I will await further instruction.

Results.zip (879 KB)

I have msi gt70 dragon edition laptop. I tried fptw64.exe -d spi.bin and it gave me this.

error26.PNG

@ forceadmin:

Before the problem appeared, what BIOS version did you have? With that previous BIOS, did you have any issues? Had you checked, before the problem appeared, whether the ME was working properly before (MEInfo, MEManuf)? From some google searching I can see that those random reboots may have to do with the battery connection being lose or something, not ME related. As far as the ME is concerned, you can do a manual -greset by removing all power from the laptop (cord + battery) for 1 minute. After that, try to rerun MEInfo and MEManuf in DOS, is there any change? Meaning, is the ME out of “Recovery” mode?

@ The Engineer:

Never try again what you were about to do as it could have lead to a lot of problems. To understand your mistake, read “Firmware Regions (RGN/EXTR)” found at Section B of the first post. In your case, you wouldn’t have been able to continue regardless, because you have no read/write access to the ME region (error 26). If the BIOS shows N/A at the ME version, it means that the latter is probably corrupted and a reflash is needed (which requires read/write access to its region, things will become harder if that’s the case). If it’s not corrupted (fingers crossed), it may be stuck (uncommon unfortunately). First run “fptw -greset” command via Flash Programming Tool and test if the problem persists after the reboot. If the command fails, try a manual “-greset” by shutting down the system and removing all power (cord + battery) for 1 minute.

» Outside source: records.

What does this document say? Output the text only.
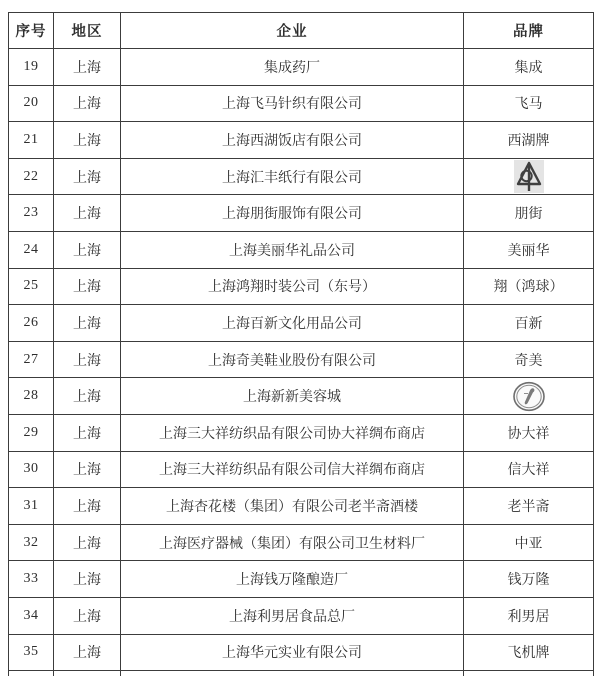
序号	地区	企业	品牌
19	上海	集成药厂	集成
20	上海	上海飞马针织有限公司	飞马
21	上海	上海西湖饭店有限公司	西湖牌
22	上海	上海汇丰纸行有限公司	

23	上海	上海朋街服饰有限公司	朋街
24	上海	上海美丽华礼品公司	美丽华
25	上海	上海鸿翔时装公司（东号）	翔（鸿球）
26	上海	上海百新文化用品公司	百新
27	上海	上海奇美鞋业股份有限公司	奇美
28	上海	上海新新美容城	

29	上海	上海三大祥纺织品有限公司协大祥绸布商店	协大祥
30	上海	上海三大祥纺织品有限公司信大祥绸布商店	信大祥
31	上海	上海杏花楼（集团）有限公司老半斋酒楼	老半斋
32	上海	上海医疗器械（集团）有限公司卫生材料厂	中亚
33	上海	上海钱万隆酿造厂	钱万隆
34	上海	上海利男居食品总厂	利男居
35	上海	上海华元实业有限公司	飞机牌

file time stamp was missing.

MEAnalyzer v1.14.0
System Tools v11.6 r14
System Tools v11.0 r8


Yes, by design. The current OS date/time will be applied upon extraction.

@ plutomaniac
-greset option do this

Global Reset. FPT performs a global reset. On mobile platforms this includes
driving GPIO30 low. Mobile platforms require a SUS Well power-down
acknowledge-driven low before the global reset occurs or the platform may
not boot up from the reset.
The “NO” afterwards disables the driving of GPIO30 for mobile SKUs.

but I don’t know what is this,I don’t want to do anything dangerous.